An editorial in the official China Daily newspaper on Wednesday urged the government to prevent house prices from becoming a source of financial and social instability [ID:nL3N0LV0N9].

The official Xinhua news agency said in a separate commentary that local government and developers were partly to blame for driving up potential financial risks.

"It should ring the alarm for profit-seeking property developers and GDP-fixated local governments to rein in irrational real estate development and proactively adjust policies before it is too late," Xinhua said.

"China's property market might have outgrown its boom days, but predictions of an imminent property bubble burst and economic crash are premature," it added.

According to a separate poll of 13 industry watchers by Reuters this week, the chance of a sharp drop in China's property market is slim, although some smaller cities may see a correction of up to 10 percent.

Most predicted a continued rise for property prices, if not at the levels seen last year.

Analysts also see a split between cities of different sizes. In the property market, China's cities are loosely split into four tiers, though there is no clear definition of each tier.

Demand in the so-called tier-1 cities, generally taken to mean the major wealthy mega-metropolises including Beijing, Shanghai and Guangzhou, is set to rise further, while slowdowns could emerge in the tier-2 and tier-3 cities, loosely defined as provincial capitals and towns below that level, analysts say.

Local media reported this week that home-owners in the eastern city of Hangzhou, generally considered a tier-2 city, were protesting against steep discounts being offered by some developers, since that affected the value of properties they had bought at higher prices.
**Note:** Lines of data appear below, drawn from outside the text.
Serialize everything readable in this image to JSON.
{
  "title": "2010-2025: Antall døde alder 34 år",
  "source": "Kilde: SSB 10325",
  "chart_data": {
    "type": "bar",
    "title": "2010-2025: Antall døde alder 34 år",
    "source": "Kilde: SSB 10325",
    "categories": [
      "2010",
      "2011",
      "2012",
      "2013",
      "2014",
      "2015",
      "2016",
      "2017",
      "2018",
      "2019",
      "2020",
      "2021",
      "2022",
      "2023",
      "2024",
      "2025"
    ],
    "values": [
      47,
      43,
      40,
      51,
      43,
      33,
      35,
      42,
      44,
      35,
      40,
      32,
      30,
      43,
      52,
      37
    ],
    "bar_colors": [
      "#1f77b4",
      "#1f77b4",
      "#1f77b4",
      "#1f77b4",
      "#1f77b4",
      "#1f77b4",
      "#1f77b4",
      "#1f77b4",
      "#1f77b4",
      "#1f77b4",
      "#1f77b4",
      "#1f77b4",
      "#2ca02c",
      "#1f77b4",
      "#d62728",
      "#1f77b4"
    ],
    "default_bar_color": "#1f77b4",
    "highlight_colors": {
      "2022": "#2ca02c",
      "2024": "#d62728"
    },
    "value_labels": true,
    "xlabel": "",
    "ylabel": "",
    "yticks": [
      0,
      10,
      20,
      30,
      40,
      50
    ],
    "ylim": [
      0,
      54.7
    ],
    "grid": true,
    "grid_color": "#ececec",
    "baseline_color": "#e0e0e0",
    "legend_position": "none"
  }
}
One small developer had cut prices by 12 percent in Hangzhou, Xinhua said, adding that a day later another company slashed prices for a development in the same city.
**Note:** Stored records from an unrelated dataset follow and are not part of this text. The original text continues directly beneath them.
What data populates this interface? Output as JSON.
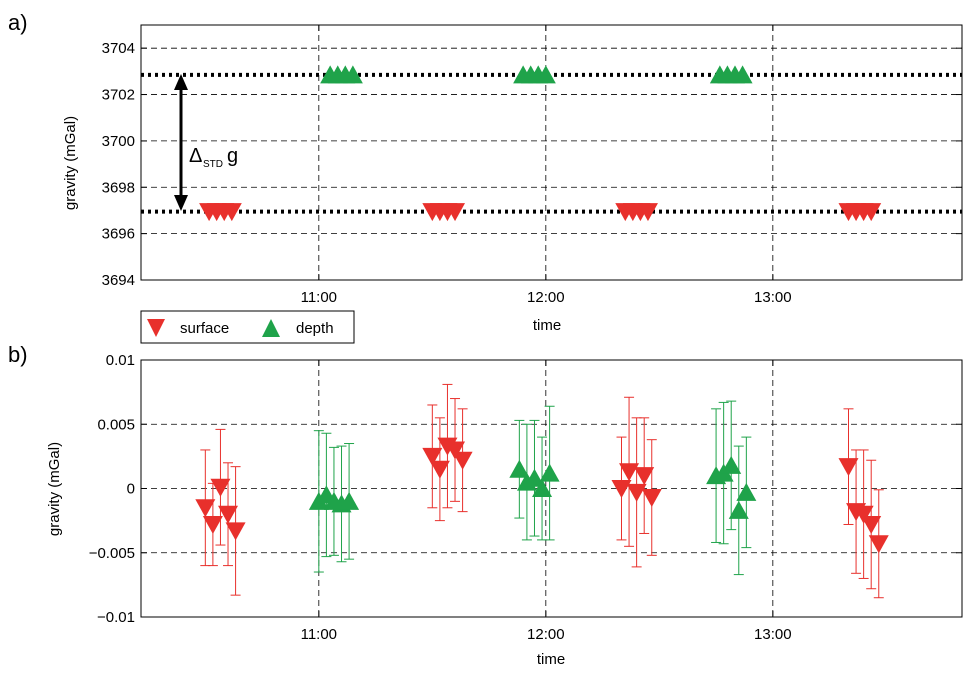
{
  "colors": {
    "surface": "#e8302c",
    "depth": "#1fa34a",
    "grid": "#000000"
  },
  "legend": {
    "surface_label": "surface",
    "depth_label": "depth"
  },
  "annotation": {
    "delta": "Δ",
    "sub": "STD",
    "g": "g"
  },
  "chart_data": [
    {
      "panel": "a)",
      "type": "scatter",
      "xlabel": "time",
      "ylabel": "gravity (mGal)",
      "xlim": [
        "10:13",
        "13:50"
      ],
      "ylim": [
        3694,
        3705
      ],
      "xticks": [
        "11:00",
        "12:00",
        "13:00"
      ],
      "yticks": [
        3694,
        3696,
        3698,
        3700,
        3702,
        3704
      ],
      "grid": true,
      "reference_lines": [
        3702.85,
        3696.95
      ],
      "series": [
        {
          "name": "surface",
          "marker": "triangle-down",
          "groups": [
            {
              "times": [
                "10:31",
                "10:33",
                "10:35",
                "10:37"
              ],
              "value": 3696.95
            },
            {
              "times": [
                "11:30",
                "11:32",
                "11:34",
                "11:36"
              ],
              "value": 3696.95
            },
            {
              "times": [
                "12:21",
                "12:23",
                "12:25",
                "12:27"
              ],
              "value": 3696.95
            },
            {
              "times": [
                "13:20",
                "13:22",
                "13:24",
                "13:26"
              ],
              "value": 3696.95
            }
          ]
        },
        {
          "name": "depth",
          "marker": "triangle-up",
          "groups": [
            {
              "times": [
                "11:03",
                "11:05",
                "11:07",
                "11:09"
              ],
              "value": 3702.85
            },
            {
              "times": [
                "11:54",
                "11:56",
                "11:58",
                "12:00"
              ],
              "value": 3702.85
            },
            {
              "times": [
                "12:46",
                "12:48",
                "12:50",
                "12:52"
              ],
              "value": 3702.85
            }
          ]
        }
      ]
    },
    {
      "panel": "b)",
      "type": "scatter",
      "xlabel": "time",
      "ylabel": "gravity (mGal)",
      "xlim": [
        "10:13",
        "13:50"
      ],
      "ylim": [
        -0.01,
        0.01
      ],
      "xticks": [
        "11:00",
        "12:00",
        "13:00"
      ],
      "yticks": [
        "−0.01",
        "−0.005",
        "0",
        "0.005",
        "0.01"
      ],
      "ytick_values": [
        -0.01,
        -0.005,
        0,
        0.005,
        0.01
      ],
      "grid": true,
      "error_bars": true,
      "series": [
        {
          "name": "surface",
          "marker": "triangle-down",
          "points": [
            {
              "time": "10:30",
              "value": -0.0015,
              "err": 0.0045
            },
            {
              "time": "10:32",
              "value": -0.0028,
              "err": 0.0032
            },
            {
              "time": "10:34",
              "value": 0.0001,
              "err": 0.0045
            },
            {
              "time": "10:36",
              "value": -0.002,
              "err": 0.004
            },
            {
              "time": "10:38",
              "value": -0.0033,
              "err": 0.005
            },
            {
              "time": "11:30",
              "value": 0.0025,
              "err": 0.004
            },
            {
              "time": "11:32",
              "value": 0.0015,
              "err": 0.004
            },
            {
              "time": "11:34",
              "value": 0.0033,
              "err": 0.0048
            },
            {
              "time": "11:36",
              "value": 0.003,
              "err": 0.004
            },
            {
              "time": "11:38",
              "value": 0.0022,
              "err": 0.004
            },
            {
              "time": "12:20",
              "value": 0.0,
              "err": 0.004
            },
            {
              "time": "12:22",
              "value": 0.0013,
              "err": 0.0058
            },
            {
              "time": "12:24",
              "value": -0.0003,
              "err": 0.0058
            },
            {
              "time": "12:26",
              "value": 0.001,
              "err": 0.0045
            },
            {
              "time": "12:28",
              "value": -0.0007,
              "err": 0.0045
            },
            {
              "time": "13:20",
              "value": 0.0017,
              "err": 0.0045
            },
            {
              "time": "13:22",
              "value": -0.0018,
              "err": 0.0048
            },
            {
              "time": "13:24",
              "value": -0.002,
              "err": 0.005
            },
            {
              "time": "13:26",
              "value": -0.0028,
              "err": 0.005
            },
            {
              "time": "13:28",
              "value": -0.0043,
              "err": 0.0042
            }
          ]
        },
        {
          "name": "depth",
          "marker": "triangle-up",
          "points": [
            {
              "time": "11:00",
              "value": -0.001,
              "err": 0.0055
            },
            {
              "time": "11:02",
              "value": -0.0005,
              "err": 0.0048
            },
            {
              "time": "11:04",
              "value": -0.001,
              "err": 0.0042
            },
            {
              "time": "11:06",
              "value": -0.0012,
              "err": 0.0045
            },
            {
              "time": "11:08",
              "value": -0.001,
              "err": 0.0045
            },
            {
              "time": "11:53",
              "value": 0.0015,
              "err": 0.0038
            },
            {
              "time": "11:55",
              "value": 0.0005,
              "err": 0.0045
            },
            {
              "time": "11:57",
              "value": 0.0008,
              "err": 0.0045
            },
            {
              "time": "11:59",
              "value": 0.0,
              "err": 0.004
            },
            {
              "time": "12:01",
              "value": 0.0012,
              "err": 0.0052
            },
            {
              "time": "12:45",
              "value": 0.001,
              "err": 0.0052
            },
            {
              "time": "12:47",
              "value": 0.0012,
              "err": 0.0055
            },
            {
              "time": "12:49",
              "value": 0.0018,
              "err": 0.005
            },
            {
              "time": "12:51",
              "value": -0.0017,
              "err": 0.005
            },
            {
              "time": "12:53",
              "value": -0.0003,
              "err": 0.0043
            }
          ]
        }
      ]
    }
  ]
}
Shimao Property <0813.HK>, Country Garden <2007.HK>, Agile Property Holdings <3383.HK>, Evergrande Real Estate Group <3333.HK>, China Vanke <000002.SZ> and Sunac China Holdings <1918.HK> all bought land in Hangzhou recently, according to Credit Suisse.

Hong Kong-listed developer Agile has offered discounts of more than 40 percent at a project in the second-tier city of Changzhou in the east of the country, according to private consultancy CRIC.
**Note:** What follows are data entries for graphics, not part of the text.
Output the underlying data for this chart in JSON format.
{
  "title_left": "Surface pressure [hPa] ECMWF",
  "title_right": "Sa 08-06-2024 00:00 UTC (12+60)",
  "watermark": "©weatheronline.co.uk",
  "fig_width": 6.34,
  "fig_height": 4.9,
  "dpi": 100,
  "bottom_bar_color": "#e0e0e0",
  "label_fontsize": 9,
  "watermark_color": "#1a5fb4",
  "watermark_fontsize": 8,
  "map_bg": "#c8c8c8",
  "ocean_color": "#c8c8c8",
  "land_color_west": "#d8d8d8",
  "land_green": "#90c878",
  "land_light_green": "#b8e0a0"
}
"A proper correction would be beneficial to all. Even we developers don't want to see such high prices because a sudden surge in prices must come with risks," said Liu Zhuogen, executive director at Tonic Industries Holdings Ltd <0978.HK>, a unit of mainland developer China Merchants Property Development <000024.SZ>.

"A correction in some parts of the country is appropriate."

Still, China is nowhere near a situation of negative equity in property prices which typically is a tipping point for the market, said Savills' China head of research, James MacDonald.

"The good thing with China is that most people have built up significant equity within their property holdings, especially with down payment requirements on new purchases in excess of 30 percent. Unless prices fall very significantly, individuals are not going to go into negative equity," he said.

"It's unlikely that we'll see a significant sell-off in the short term."